U2: The Joshua Tree (20th Anniversary Edition)

Honestly, I’m not sure if the remastered sound is all that apparent, and I do love the convenience of having this album’s b-sides on one disc.

But the one thing for which I’m most thankful is the restoration of the cover art.

When The Joshua Tree was first released on CD in the late ’80s, it was housed in a longbox, which was well-suited to the odd panoramic shot of the American desert with the band off-center. It’s perhaps one of photographer Anton Corbijn’s most emblematic pictures of U2.

Back then, cover designers took liberties with the entire package — the image on the longbox wasn’t necessarily the cover shot in the jewel case. When longboxes were phased out in 1993, that totality was pretty much thrown out. As a result, the CD edition of The Joshua Tree featured a blurry facsimile of that classic photo.

It’s taken 14 years to correct that mistake. The 20th anniversary edition of The Joshua Tree presents the cover art as it should be.

Sure, but what about the rest of the reissue?

As influential as The Joshua Tree was in my youth — boy did my family get sick of hearing it day in and day out — I’m not enough of a U2 devotee to go for the super deluxe package with the DVD. For this review, I refer to the deluxe package with a second CD of b-sides and outtakes, because really, that’s the only reason I bought it.

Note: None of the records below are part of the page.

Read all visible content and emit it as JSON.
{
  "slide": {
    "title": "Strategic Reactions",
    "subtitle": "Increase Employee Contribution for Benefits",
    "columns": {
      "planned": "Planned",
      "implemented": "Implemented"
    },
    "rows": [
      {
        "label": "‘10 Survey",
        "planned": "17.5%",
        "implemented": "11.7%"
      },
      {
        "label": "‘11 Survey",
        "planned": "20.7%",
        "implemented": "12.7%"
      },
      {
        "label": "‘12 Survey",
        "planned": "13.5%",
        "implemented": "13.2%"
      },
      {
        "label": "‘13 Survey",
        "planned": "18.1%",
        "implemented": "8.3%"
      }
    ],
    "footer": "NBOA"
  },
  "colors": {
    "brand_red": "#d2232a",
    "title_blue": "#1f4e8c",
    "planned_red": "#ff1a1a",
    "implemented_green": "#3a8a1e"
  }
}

U2 took the unconventional route of including two b-sides for every 7-inch single — side A played at 45 rpm, while side B played at 33 1/3 rpm. I did the state of the art thing back then and dubbed the whole album from vinyl to cassette tape, stashing the b-sides immediately after the last track.

The b-sides to The Joshua Tree constitute something of an extended EP to the album — they fit with the general darkness of the album, but the writing and arranging is far more experimental. "Luminous Times (Hold on to Love)" gives the first impression of being a slow song, but when drummer Larry Mullen Jr. fades in with a double-time beat, the song turns into something far more passionate. "Walk to the Water" and "Deep in the Heart" contain little in the way of hooks but a lot in the way of atmosphere.

"Silver and Gold" and "The Sweetest Thing" rivaled the catchiest tracks on the album proper, a fact not lost on U2 when the band made the mistake of re-recording the latter song for The Best of U2, 1980-1990. Didn’t some wise man mention something about fixing what isn’t broken?

The second disc is rounded out by a number of outtakes, which really deserved to be left on the cutting room floor. The liner notes make a big deal of "Wave of Sorrow (Birdland)", but it didn’t strike me as anything essential. It feels far more Brain Eno and Daniel Lanois than U2. Maybe if the band finished it 12 years ago, they could have offered it to Emmylou Harris for her Wrecking Ball album.

"Desert of Our Love" and "Rise Up" would have made better tracks if the band managed to finish them.

The remastering of the album itself is incredibly subtle. The levels aren’t dramatically boosted, and while the instruments come across slightly clearer, an A-to-B comparison shows no real drastic difference. If you skip on the deluxe packages, you may not notice a thing.

The 20th anniversary edition fulfilled the two things I wanted out of a reissue of The Joshua Tree — a restored cover and a disc of b-sides. The additional content is interesting from a historical perspective but not anything illuminating, and the remaster barely registers.